WASHINGTON POST: Vatican spokesman Federico Lombardi said this week that Francis had not accepted any invitations to meet with dissidents… and they have received no invitation to see him.
The pope “will be well aware that his not meeting dissidents will be construed in some quarters as kowtowing to the regime but he won’t care about that,” said Austen Ivereigh, author of “The Great Reformer: Francis and the Making of a Radical Pope.”
Francis has a close relationship with Cardinal Jaime Ortega, the archbishop of Havana who has been fiercely criticized by dissidents in Cuba and anti-Castro forces in Miami for not confronting the government as the church has done in other places around the world.
Despite the assertions of rights groups that there are still dozens of political prisoners in Cuba, Ortega told reporters in June he wasn’t aware of any… The next month, a dissident tried to deliver a list of political prisoners to Ortega during a July 4 party at the residence of the top U.S. diplomat in Havana. The cardinal refused to accept it, telling reporters it wasn’t the appropriate forum. The dissident said Ortega threatened to call security and have him thrown out.

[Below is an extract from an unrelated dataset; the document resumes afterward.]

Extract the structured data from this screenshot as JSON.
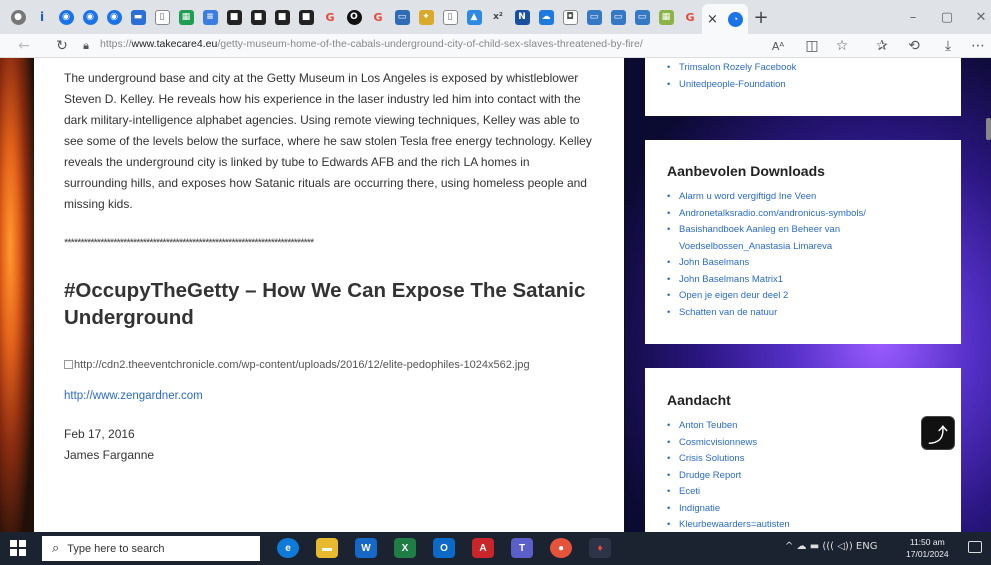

Opinion: The pope, the US, the EU have all turned their backs on the Cuban dissidents. So, just who are these dissidents?
Article 144.2 of the Cuban Penal Code defines Contempt: an offense which provides for a sentence of one to three years for anyone “who threatens, slanders, defames, insults or in any way offends or affronts, orally or in writing, the dignity or decorum… the President of the State Council, the President of the National Assembly of People’s Power, members of the State Council or the Council of Ministers or the Deputies to the National Assembly People Power.”
Imagine speaking against our current Obama presidency (just listen to the Rep. presidential debates) and then being arbitrarily arrested countless times, arbitrarily having your home searched, being under constant police surveillance and harassment, and then being held in custody for many months or years without a trial or formal charges.
That is what happens to those who criticize or protest any facet of Castro’s Cuba. That is the “crime” of Cuban dissidents.
When/if this totalitarian nightmare finally ends, the Catholic Church hierarchy will be indicted by the people as supporters of the Castro regime.
And Cubans, as they did after independence from Spain, will once again view the Church as having been on the wrong side of history.